二元論といっているのは内と外、つまり「私」と「私以外の人」という
「私」を中心とする考え方です。

主観=自己依存

よくこういうケースがありませんか?

  • □ 私は他の人と考えが違うから、あの人たちとは一緒に仕事することは出来ない!
  • □ うちの組織は全然駄目だよ、発展性がないよ!
  • □ 何となくあの人は合わない。

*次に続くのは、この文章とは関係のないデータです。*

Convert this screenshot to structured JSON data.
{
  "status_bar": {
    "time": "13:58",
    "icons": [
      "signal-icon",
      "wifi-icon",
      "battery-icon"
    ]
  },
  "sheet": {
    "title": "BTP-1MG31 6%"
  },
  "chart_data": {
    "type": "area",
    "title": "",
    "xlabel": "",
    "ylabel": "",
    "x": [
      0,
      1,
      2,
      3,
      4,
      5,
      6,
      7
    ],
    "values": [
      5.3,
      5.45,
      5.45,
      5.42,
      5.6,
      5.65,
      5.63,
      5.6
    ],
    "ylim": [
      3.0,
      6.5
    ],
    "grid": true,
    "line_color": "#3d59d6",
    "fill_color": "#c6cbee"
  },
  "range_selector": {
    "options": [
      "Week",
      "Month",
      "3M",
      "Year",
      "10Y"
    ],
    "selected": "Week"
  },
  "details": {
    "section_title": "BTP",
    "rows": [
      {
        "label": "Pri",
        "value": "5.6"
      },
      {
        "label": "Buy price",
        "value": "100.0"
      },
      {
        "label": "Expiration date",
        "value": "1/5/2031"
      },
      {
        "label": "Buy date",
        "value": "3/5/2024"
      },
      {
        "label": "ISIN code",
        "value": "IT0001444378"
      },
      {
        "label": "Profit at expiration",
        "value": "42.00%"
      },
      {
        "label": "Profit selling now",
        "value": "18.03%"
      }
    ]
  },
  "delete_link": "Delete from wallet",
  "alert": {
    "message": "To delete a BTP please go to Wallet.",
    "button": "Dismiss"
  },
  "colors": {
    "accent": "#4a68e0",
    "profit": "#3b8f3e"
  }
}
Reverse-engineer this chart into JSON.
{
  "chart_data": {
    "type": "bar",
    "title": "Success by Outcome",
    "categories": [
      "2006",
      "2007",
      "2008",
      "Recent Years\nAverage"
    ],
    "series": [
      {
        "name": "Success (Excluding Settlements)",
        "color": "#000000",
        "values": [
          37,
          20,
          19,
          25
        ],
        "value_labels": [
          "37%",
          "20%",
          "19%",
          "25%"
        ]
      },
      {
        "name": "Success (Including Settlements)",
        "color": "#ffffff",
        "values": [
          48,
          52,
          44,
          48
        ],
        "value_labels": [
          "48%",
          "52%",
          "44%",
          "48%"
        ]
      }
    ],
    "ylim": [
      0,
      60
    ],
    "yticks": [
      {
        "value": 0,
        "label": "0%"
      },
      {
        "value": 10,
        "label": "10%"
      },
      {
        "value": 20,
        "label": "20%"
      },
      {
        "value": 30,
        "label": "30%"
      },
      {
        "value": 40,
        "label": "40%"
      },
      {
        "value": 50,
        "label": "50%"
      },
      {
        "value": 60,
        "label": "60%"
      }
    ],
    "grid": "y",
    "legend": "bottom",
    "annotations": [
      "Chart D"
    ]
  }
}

あの人とは仕事をしたくない!

どうでしょう? よく聞く話ではありませんか?

この例は常に自分と自分以外という二元論に依拠した考え方です。
二元論に陥っている以上、常に自分を基点においた考え方です。
もう少し厳密に言うと、自分の感情に依存していることがわかります。

重要なのは、自分の感情をひとまず横に置いておくという心的態度です。
まず、自分の感情を横におき、それから何が最も建設的か?
あるいは何が最も創造的か?何がもっとも有効な問題解決か?
という視点で考えることが必要です。

人の存在そのものが影響力

実は人は二元論で生きている人がほとんどですが、ここにはパラドックスがあります。
なぜならば、あなた自身が実は自分が属する環境に強く関与していて、
その環境自体に影響を与えているからです。
これは、もの凄い発見だと思いませんか?
仕事をする場、組織、地域、社会にいたるまで、
全てあなた自身が強く影響しているということなのです。

つまり、あなたの部下が「組織が悪い」と言ったとします。
しかし、あなたの部下も組織の構成員で組織に強い影響を与えているのです。
つまり、ここに自己矛盾が存在するということになります。

ベストセラーになったスティーブン・コビー博士の『7つの習慣』によると
「自分の周りを変えたければ、先ず自分を変えなさい」という法則があります。
理論的にはどうもしっくりきませんでしたが、ピーター・センゲの『出現する未来』
を読んで初めて明らかになりました。
結論は同じことですが、より理解が深まります。
是非、一読をお勧めします。

人は変われる!!

さて、二元論からどう脱却するかが組織の問題だという指摘をしてきましたが、
人はなかなか変わることが出来ません。
しかし、ある時を境に何か変わり始めることがあります。

人は自然の中で突然閃きを感じるということや、
逆境の中で悟りをひらくこともあると言われています。
ただ、全ての人がその状況や環境に身を置くことは不可能です。

それに変わる方法として、組織学習を積み重ねることにより、
次第に「思考する」という訓練があります。
これまで一般的に行われてきた研修はスキルや
知識トレーニングが主流でしたが、スキルトレーニングで人を変えることは
出来ませんでした。

必要なのはこれまでとは違った学習なのです。

一見、効果が出そうも無いような思考を主体としたトレーニングが重要なのです。
私は、クライアントにシナリオプランニングという手法を用い、
起こりうる可能性のある複数の未来(シナリオ)を想定することにより、
不確実性の高い環境の中で適切な意思決定を行うことを可能にする
トレーニングを繰り返しています。
重要なのは、実務上の具体的な問題を話すのではなく、
視点を遠くに置き、自分のことはとりあえず横に置き思考することです
全員で対話をしながら未来のシナリオを描くのです。

私が使用しているのはミレニアムシナリオというシナリオプランニングと言って、
環境条件が変化したとき、組織の最悪のシナリオを想定するというものです。
最悪のシナリオを想定すると何が起こるのか。
最悪を想定した時に人は自分と切り離され、完全に二元論から脱却します。
そして、次第に自分自身が組織の構成要素であるということを理解し始めます。
ここが、思考の大転換なのです。
自らが環境の一部であるということを理解することほど重要な意識転換はありません。

シナリオプランニングにはこれをリードする学習リーダーの存在が重要ですが、
まずはこの技法を基本としてあなたがリーダーになって職員の深い思考へ
誘ってはいかがでしょうか?
きっと、明るい未来が待っています。